GNU diff 并不真正关心 unicode,因此当您使用 diff --text 时,它只是比较并输出文本。问题是您使用的终端无法处理发出的 UTF-16(与 ASCII 字符的差异标记相结合)。

回答by Jared Oberhaus

Solution is to filter through cmd.exe /c "type %1". cmd's typebuiltin will do the conversion, and so you can use that with the textconv ability of git diff to enable text diffing of UTF-16 files (should work with UTF-8 as well, although untested).

解决办法是过滤掉cmd.exe /c "type %1"。cmd 的type内置函数将进行转换,因此您可以将其与 git diff 的 textconv 功能一起使用,以启用 UTF-16 文件的文本比较(也应与 UTF-8 一起使用,尽管未经测试)。

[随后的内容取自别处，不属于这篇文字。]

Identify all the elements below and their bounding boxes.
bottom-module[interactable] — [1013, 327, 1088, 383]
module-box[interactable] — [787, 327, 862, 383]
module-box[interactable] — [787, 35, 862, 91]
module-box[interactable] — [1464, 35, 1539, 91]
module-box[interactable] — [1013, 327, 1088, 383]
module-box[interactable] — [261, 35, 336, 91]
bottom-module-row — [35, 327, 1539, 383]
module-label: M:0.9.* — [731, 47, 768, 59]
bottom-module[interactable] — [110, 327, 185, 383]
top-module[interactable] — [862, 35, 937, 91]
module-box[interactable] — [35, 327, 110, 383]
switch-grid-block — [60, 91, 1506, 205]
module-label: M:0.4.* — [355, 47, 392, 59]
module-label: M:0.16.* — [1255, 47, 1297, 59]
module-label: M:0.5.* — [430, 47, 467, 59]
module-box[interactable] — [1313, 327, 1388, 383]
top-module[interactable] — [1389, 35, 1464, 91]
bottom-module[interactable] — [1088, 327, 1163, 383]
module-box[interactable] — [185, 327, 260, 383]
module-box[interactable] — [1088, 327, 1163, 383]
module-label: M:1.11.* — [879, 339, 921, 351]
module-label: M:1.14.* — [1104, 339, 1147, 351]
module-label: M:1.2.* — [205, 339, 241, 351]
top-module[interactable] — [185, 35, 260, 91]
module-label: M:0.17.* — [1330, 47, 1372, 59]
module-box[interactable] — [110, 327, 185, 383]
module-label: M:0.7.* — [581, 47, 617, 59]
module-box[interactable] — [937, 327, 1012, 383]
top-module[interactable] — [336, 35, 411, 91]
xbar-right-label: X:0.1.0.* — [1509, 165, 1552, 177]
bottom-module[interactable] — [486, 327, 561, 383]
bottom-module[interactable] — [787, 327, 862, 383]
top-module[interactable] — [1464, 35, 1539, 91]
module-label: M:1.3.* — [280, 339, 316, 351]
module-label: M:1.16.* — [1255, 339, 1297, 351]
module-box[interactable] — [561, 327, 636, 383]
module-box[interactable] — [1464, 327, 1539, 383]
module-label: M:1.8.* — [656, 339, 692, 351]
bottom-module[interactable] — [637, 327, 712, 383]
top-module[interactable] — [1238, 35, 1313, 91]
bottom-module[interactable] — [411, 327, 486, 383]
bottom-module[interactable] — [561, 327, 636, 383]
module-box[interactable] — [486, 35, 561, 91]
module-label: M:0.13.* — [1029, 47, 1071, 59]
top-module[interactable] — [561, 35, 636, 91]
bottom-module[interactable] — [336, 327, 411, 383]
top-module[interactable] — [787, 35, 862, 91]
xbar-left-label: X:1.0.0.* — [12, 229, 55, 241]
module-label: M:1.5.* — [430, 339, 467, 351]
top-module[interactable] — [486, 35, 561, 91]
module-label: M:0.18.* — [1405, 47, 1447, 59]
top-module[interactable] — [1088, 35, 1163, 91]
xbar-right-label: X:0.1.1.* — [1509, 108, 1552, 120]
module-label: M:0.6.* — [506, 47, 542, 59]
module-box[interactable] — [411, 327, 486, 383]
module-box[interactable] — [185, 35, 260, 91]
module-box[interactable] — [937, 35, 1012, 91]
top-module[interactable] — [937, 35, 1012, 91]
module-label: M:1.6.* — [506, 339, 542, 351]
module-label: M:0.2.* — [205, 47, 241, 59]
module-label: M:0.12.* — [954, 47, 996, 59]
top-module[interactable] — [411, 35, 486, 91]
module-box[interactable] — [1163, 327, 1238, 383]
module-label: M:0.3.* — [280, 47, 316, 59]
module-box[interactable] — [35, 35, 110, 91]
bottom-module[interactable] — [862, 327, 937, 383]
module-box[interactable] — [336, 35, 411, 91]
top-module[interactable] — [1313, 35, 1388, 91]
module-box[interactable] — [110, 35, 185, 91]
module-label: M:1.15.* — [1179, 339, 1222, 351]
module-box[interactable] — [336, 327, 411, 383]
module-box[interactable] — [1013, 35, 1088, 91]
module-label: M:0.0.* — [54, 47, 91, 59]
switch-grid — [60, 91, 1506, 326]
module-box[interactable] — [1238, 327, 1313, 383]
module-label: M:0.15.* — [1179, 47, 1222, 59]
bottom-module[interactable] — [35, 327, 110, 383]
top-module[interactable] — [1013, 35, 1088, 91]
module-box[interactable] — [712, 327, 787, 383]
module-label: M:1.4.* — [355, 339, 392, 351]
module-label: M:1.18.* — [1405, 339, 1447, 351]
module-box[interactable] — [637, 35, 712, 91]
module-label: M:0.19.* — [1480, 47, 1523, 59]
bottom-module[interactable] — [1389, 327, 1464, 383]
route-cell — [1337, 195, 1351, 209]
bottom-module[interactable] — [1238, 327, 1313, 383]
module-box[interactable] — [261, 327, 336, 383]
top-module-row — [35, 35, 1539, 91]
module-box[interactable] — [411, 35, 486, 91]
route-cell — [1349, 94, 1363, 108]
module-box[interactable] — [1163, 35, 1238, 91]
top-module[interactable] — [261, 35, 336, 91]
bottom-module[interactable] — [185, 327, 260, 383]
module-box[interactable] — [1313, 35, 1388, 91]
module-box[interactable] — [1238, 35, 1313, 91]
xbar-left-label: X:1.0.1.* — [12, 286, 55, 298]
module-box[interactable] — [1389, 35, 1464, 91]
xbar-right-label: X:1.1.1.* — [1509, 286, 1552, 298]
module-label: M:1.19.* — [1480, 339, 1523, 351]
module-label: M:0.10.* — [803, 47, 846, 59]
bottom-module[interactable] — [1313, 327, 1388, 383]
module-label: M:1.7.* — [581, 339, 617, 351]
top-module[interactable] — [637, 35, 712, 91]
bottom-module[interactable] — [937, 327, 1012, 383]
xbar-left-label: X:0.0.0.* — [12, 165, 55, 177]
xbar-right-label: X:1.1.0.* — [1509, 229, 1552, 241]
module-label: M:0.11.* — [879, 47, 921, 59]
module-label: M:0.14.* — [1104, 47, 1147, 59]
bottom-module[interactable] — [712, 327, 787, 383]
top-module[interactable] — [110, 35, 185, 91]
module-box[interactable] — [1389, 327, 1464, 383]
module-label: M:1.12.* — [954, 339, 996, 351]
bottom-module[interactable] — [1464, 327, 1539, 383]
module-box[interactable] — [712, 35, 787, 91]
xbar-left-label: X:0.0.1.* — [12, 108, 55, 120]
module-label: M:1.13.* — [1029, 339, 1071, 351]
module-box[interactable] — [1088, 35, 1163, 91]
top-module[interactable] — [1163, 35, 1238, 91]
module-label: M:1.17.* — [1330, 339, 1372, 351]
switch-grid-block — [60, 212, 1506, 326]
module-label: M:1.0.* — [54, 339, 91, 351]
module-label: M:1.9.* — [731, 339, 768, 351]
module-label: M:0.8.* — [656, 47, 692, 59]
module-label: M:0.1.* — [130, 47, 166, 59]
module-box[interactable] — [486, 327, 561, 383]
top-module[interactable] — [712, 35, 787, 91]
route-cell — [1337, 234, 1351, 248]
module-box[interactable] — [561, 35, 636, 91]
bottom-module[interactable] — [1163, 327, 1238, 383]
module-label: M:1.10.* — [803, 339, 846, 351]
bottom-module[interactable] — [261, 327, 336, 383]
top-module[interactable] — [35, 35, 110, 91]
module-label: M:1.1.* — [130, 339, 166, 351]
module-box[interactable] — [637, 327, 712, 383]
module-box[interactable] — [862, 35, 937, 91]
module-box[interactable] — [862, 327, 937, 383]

Quoting from gitattributes man page:

引用 gitattributes 手册页:



Performing text diffs of binary files

执行二进制文件的文本差异

Sometimes it is desirable to see the diff of a text-converted version of some binary files. For example, a word processor document can be converted to an ASCII text representation, and the diff of the text shown. Even though this conversion loses some information, the resulting diff is useful for human viewing (but cannot be applied directly).

有时需要查看某些二进制文件的文本转换版本的差异。例如,文字处理器文档可以转换为 ASCII 文本表示,并显示文本的差异。尽管这种转换会丢失一些信息,但由此产生的差异对人类查看很有用(但不能直接应用)。

The textconv config option is used to define a program for performing such a conversion. The program should take a single argument, the name of a file to convert, and produce the resulting text on stdout.

textconv 配置选项用于定义执行此类转换的程序。该程序应采用单个参数,即要转换的文件名,并在 stdout 上生成结果文本。

For example, to show the diff of the exif information of a file instead of the binary information (assuming you have the exif tool installed), add the following section to your $GIT_DIR/configfile (or $HOME/.gitconfigfile):

例如,要显示文件的 exif 信息的差异而不是二进制信息(假设您安装了 exif 工具),请将以下部分添加到您的$GIT_DIR/config文件(或$HOME/.gitconfig文件)中:

[diff "jpg"]
        textconv = exif


A solution for mingw32, cygwin fans may have to alter the approach. The issue is with passing the filename to convert to cmd.exe - it will be using forward slashes, and cmd assumes backslash directory separators.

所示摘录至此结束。